• Excerpts from an interview with Roger Nygard

    by  • March 9, 2009 • Cinequest 19, Interview

    The director of “The Nature of Existence” gave us a few minutes before the closing night screening of his film, which traces his own journey to find the answers to the big questions: why do we exist? Does God exist? What is sin? How can we find happiness? For more on the film, including footage that was cut from the final edit, see www.thenatureofexistence.com.
    Did you find anyone not willing to talk to you?
    Yes. It’s rare, but celebrities, as you could imagine, are hard to pin down because they’ve got a lot of people who want their time. The true believers and the scientists are easy. Anyone who had doubts about what they believe in, they were the ones who were reluctant, because they’re having a hard enough time erecting this believe system. I think that requires so much energy that it’s very difficult for them to debate or get into it without self-questioning, whereas someone who’s a true believer? No problem. They’re exhilarated.
    Did you find your own thoughts changing?

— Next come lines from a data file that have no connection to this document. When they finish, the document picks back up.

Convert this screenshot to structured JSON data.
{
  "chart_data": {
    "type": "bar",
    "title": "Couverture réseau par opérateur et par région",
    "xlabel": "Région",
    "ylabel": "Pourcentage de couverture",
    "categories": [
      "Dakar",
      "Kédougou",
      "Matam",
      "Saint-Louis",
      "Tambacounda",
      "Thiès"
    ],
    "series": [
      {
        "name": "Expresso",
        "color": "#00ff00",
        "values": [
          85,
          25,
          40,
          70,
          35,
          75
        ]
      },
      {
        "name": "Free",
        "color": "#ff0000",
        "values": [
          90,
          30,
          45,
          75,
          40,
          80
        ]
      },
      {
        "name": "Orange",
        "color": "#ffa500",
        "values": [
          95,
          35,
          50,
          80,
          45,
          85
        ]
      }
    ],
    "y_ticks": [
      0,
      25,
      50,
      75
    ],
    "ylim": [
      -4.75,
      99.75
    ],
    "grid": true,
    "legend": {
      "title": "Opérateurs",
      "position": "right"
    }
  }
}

    Every interview I did changed my thoughts because I learned from everone I met. A lot of my suspicions were confirmed, and a lot of thing I had no concept of changed my beliefs. Like, Jainists are the oldest living religion on the planet. They’ve been continuously practicing their belief system for somewhere over 3000 years. They came from the same source as Hinduism, Buddhism, Sikhism. If your criteria for who’s right is longevity, you gotta give it to the Jains. If your criteria is something else, then you could discount that. but anyway that was interesting to me, I had no idea they even existed until I started investigating.
    Will this film be a stepping stone to another project?
    I have lots of ideas. I considered: what would be an even more difficult, incomprehensible topic than the nature of existence? Maybe the nature of marriage, the concept of marriage. I’d love to get into that and the minutia. Why do we get married? How does it work? Why doesn’t it work? Should divorce be outlawed? Should we even be using the word “marriage?” Arranged marriages, gay marriage. It’s a substantive topic. All I know is: if it fascinates me, it’ll keep me interested enough to finish editing.
    Do you have a process you go through when you put together your films?
    It’s a journey. For me, I write questions down. My documentaries are not like your typical documentary. I think they’re seriously flawed in the typical sense of a documentary. Usually a documentary is about one person or a small group of people. It’s a story with a beginning, middle and an end. Maybe it ends with a trial or a verdict of some kind, did they make it on a sports team, did they win or lose. My documentaries are more issue-oriented and it’s harder to hold someone’s attention a story for ninety minutes without a story. Finding that narrative thread in an issue-oriented documentary is very challenging.